At the end, we were told that Evergreen was one of the only bands who didn’t have a single student drop out of the parade from fatigue or the cold weather. All of the hours of rehearsal and fundraising were worth it to get to this moment. They were making history.
AK: What roles do parents play in the band environment?
SK: There are many reasons hard working students create their success. I believe that strong parents make strong kids. The parental involvement at Evergreen is amazing. They see the effect the band program has on their students, and they want to be a part of it. The band program is one of the few activities where parents can feel like they are a welcomed part of their student’s education. They chaperone trips, cheer from the sidelines at performances, video the band concerts, adjust their uniforms. The students call all of our parents “Mom” or “Dad” no matter who they are. I see as many smiles of pride from parents as I see from students. They know what great things their students are experiencing, and they feel a part of it.
AK: How have kids and the schools changed since you began your career in music? Why does this make it important to keep music or some other art in kid’s lives today?

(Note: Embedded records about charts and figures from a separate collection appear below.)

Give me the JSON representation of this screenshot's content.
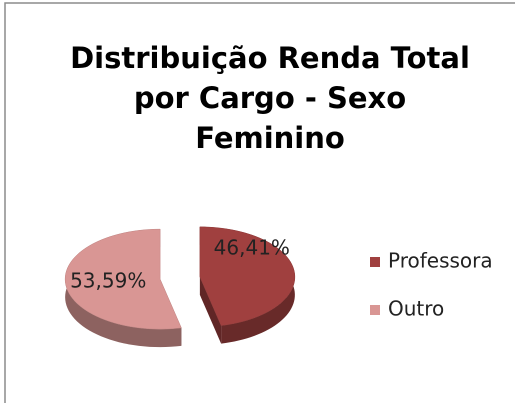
{
  "chart_data": {
    "type": "pie",
    "title": "Distribuição Renda Total por Cargo - Sexo Feminino",
    "categories": [
      "Professora",
      "Outro"
    ],
    "values": [
      46.41,
      53.59
    ],
    "value_labels": [
      "46,41%",
      "53,59%"
    ],
    "colors": [
      "#a0403f",
      "#d99694"
    ],
    "legend": "right"
  }
}
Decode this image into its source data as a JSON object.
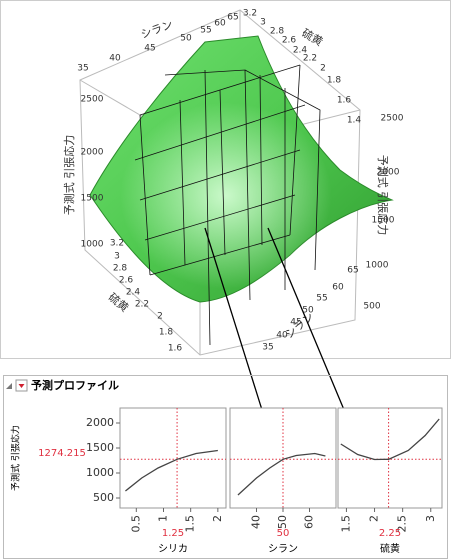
{
  "surface_plot": {
    "axis_titles": [
      "シラン",
      "硫黄",
      "予測式 引張応力",
      "予測式 引張応力",
      "硫黄",
      "シラン"
    ],
    "top_silane_ticks": [
      35,
      40,
      45,
      50,
      55,
      60,
      65
    ],
    "top_sulfur_ticks": [
      3.2,
      3,
      2.8,
      2.6,
      2.4,
      2.2,
      2,
      1.8,
      1.6,
      1.4
    ],
    "left_z_ticks": [
      2500,
      2000,
      1500,
      1000
    ],
    "right_z_ticks": [
      2500,
      2000,
      1500,
      1000,
      500
    ],
    "bottom_sulfur_ticks": [
      3.2,
      3,
      2.8,
      2.6,
      2.4,
      2.2,
      2,
      1.8,
      1.6
    ],
    "bottom_silane_ticks": [
      65,
      60,
      55,
      50,
      45,
      40,
      35
    ]
  },
  "profiler": {
    "title": "予測プロファイル",
    "y_label": "予測式 引張応力",
    "current_value": 1274.215
  },
  "chart_data": [
    {
      "type": "line",
      "x_label": "シリカ",
      "x": [
        0.3,
        0.6,
        0.9,
        1.25,
        1.6,
        2
      ],
      "values": [
        640,
        900,
        1100,
        1274,
        1390,
        1450
      ],
      "current_x": 1.25,
      "xlim": [
        0.2,
        2.15
      ],
      "xticks": [
        0.5,
        1,
        1.5,
        2
      ],
      "ylim": [
        300,
        2300
      ],
      "yticks": [
        500,
        1000,
        1500,
        2000
      ],
      "color": "#444444"
    },
    {
      "type": "line",
      "x_label": "シラン",
      "x": [
        33,
        40,
        45,
        50,
        55,
        62,
        66
      ],
      "values": [
        560,
        900,
        1100,
        1274,
        1350,
        1390,
        1340
      ],
      "current_x": 50,
      "xlim": [
        30,
        70
      ],
      "xticks": [
        40,
        50,
        60
      ],
      "ylim": [
        300,
        2300
      ],
      "color": "#444444"
    },
    {
      "type": "line",
      "x_label": "硫黄",
      "x": [
        1.4,
        1.7,
        2,
        2.25,
        2.6,
        2.9,
        3.15
      ],
      "values": [
        1580,
        1370,
        1270,
        1274,
        1450,
        1750,
        2080
      ],
      "current_x": 2.25,
      "xlim": [
        1.35,
        3.2
      ],
      "xticks": [
        1.5,
        2,
        2.5,
        3
      ],
      "ylim": [
        300,
        2300
      ],
      "color": "#444444"
    }
  ]
}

SK: Students are very different now than when I began teaching 22 years ago. Even in the past few years, I see more students in the hallways who don’t feel a connection to their school. Unfortunately, many students are being parented by video games, text messaging and television, which is leading to a decline of important social and communication skills. Schools are focusing on getting students to pass state testing and ignoring the important influence of electives, especially the arts. Students are losing their desire to excel at something. The upper 10% of students are tending to be involved in too many different activities, excelling at none of them, and feeling that “more is better” rather than focusing on one or two things and working towards mastery. The middle- and lower-level kids are getting less active in school and thus feeling less connected. They think, “Why work for hours at mastering a talent or a sport when you can play a video game whenever you want and not have to break a sweat?” In many ways, the payoff for the teenager is the same, albeit less lasting and less useful, to prepare students for work and becoming a more productive member of society. Music and the arts provide these skills on a daily basis, and provide a deeper understanding of beauty and culture. I believe we need to stress these life-skills in school as well as what others might call the “basics.”
AK: What lessons do you think students learn by being a part of a band or other art program?

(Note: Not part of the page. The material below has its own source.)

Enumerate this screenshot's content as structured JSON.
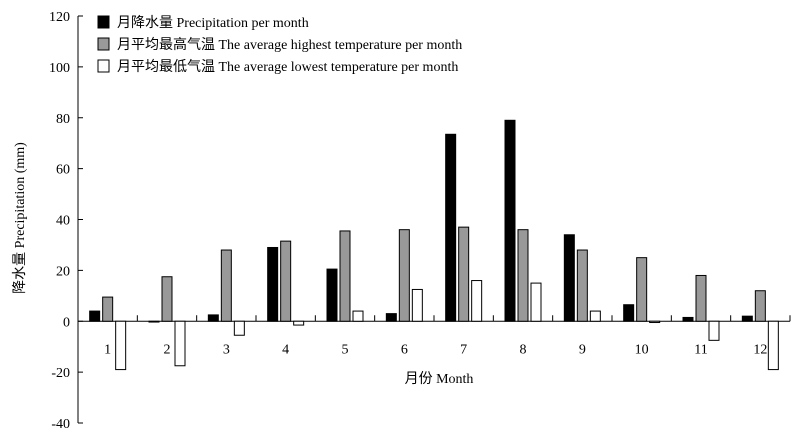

SK: Students may spend years of dedicated work until the “payoff” of creating meaningful music. Nearly all band members at the high school level have gone through seven years of instrumental instruction by the time they graduate. They have persevered through frustration, disappointment and the general ups-and-downs of honing a skill that involves fine motor skills, high interpretive qualities, and long hours of practicing something multiple times until it is perfect. Not only are these skills highly marketable in the workplace, but they also blend and influence every other part of their lives.
AK: What have been some of your proudest moments as a Director?
SK: I’ve had proud moments when my bands win trophies or perform well at a concert. My proudest moments are when I witness a student find an emotional connection to a piece of music. I love seeing them show emotion during a performance such as crying or smiling, which means what they are creating touches them in some emotional way. Once that happens, they will work to create that higher-level understanding in other subjects and in other areas of their lives.